FTP (File Transfer Protocol)
A legacy file transfer protocol that transmits authentication credentials and file content in cleartext. Like Telnet, FTP is completely transparent to any attacker with network access. Replaced by SFTP (SSH File Transfer Protocol, which tunnels file transfer over an encrypted SSH connection) and FTPS (FTP over TLS). Using FTP on any network β€” but especially over the internet or on networks with multiple users β€” is a misconfiguration that exposes both credentials and data.
DEFCON Wall of Sheep
A demonstration at the annual DEFCON security conference in which researchers monitor the conference network for cleartext authentication traffic, capture credentials transmitted over insecure protocols, and display the account names and partial passwords publicly on a large screen. The purpose is to make viscerally visible how exposed cleartext protocols are β€” even to security-aware attendees. At DEFCON 22, email addresses and partial passwords from IMAP and other cleartext protocols were displayed in real time.
Default Settings / Default Credentials
The factory-configured credentials and settings that hardware and software ship with.
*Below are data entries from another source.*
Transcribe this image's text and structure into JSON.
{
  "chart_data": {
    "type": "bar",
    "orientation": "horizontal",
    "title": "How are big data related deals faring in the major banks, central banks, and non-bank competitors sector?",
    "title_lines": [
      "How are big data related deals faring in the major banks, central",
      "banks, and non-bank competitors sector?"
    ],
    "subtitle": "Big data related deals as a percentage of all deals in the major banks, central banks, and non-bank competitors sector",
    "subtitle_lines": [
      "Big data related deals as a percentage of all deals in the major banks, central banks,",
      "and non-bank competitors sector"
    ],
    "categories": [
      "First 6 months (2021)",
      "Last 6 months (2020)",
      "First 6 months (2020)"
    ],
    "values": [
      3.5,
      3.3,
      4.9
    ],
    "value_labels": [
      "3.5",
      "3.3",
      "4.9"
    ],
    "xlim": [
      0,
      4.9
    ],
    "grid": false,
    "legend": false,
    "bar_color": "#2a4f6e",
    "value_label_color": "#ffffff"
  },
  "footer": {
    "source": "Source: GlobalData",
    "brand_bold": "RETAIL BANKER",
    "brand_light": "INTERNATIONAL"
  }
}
Default credentials (often admin/admin, admin/password, root/root, or device-specific combinations documented in vendor manuals) are publicly known and are compiled into automated attack tools. A device deployed with default credentials is effectively wide open β€” no exploitation required. Every device must have its default credentials changed before network deployment.
Mirai Botnet
A malware strain first identified in 2016 that targeted IoT devices (IP cameras, routers, doorbells, garage door openers, DVRs) using a hardcoded list of approximately 60 default credential combinations. Mirai scanned the internet automatically, logged into any device it could with default credentials, and added it to a botnet. The botnet was later used to launch record-breaking DDoS attacks. The source code was published publicly, making this attack technique available to anyone. Mirai established that default IoT credentials at scale are a critical infrastructure risk.
Open Ports and Services
Network ports that are actively listening for connections represent running services that may be exploitable. Every open port is a potential entry point. Firewall rulesets control which ports are accessible, but over time these rulesets accumulate rules for services that are started and never fully decommissioned β€” leading to open ports that serve no current business purpose but remain accessible to attackers. Periodic firewall audits are required to identify and close ports that should not be open.
Firewall Rule Creep
The gradual accumulation of firewall rules over time as new services are added and old rules are never removed. Each project, system, or vendor that needs network access adds rules. When those projects end or those systems are decommissioned, the rules typically remain. Over months or years, the ruleset becomes a complex mix of current and historical rules that no longer accurately reflects the organization's intended security posture β€” increasing the likelihood of unintentionally open ports and access paths.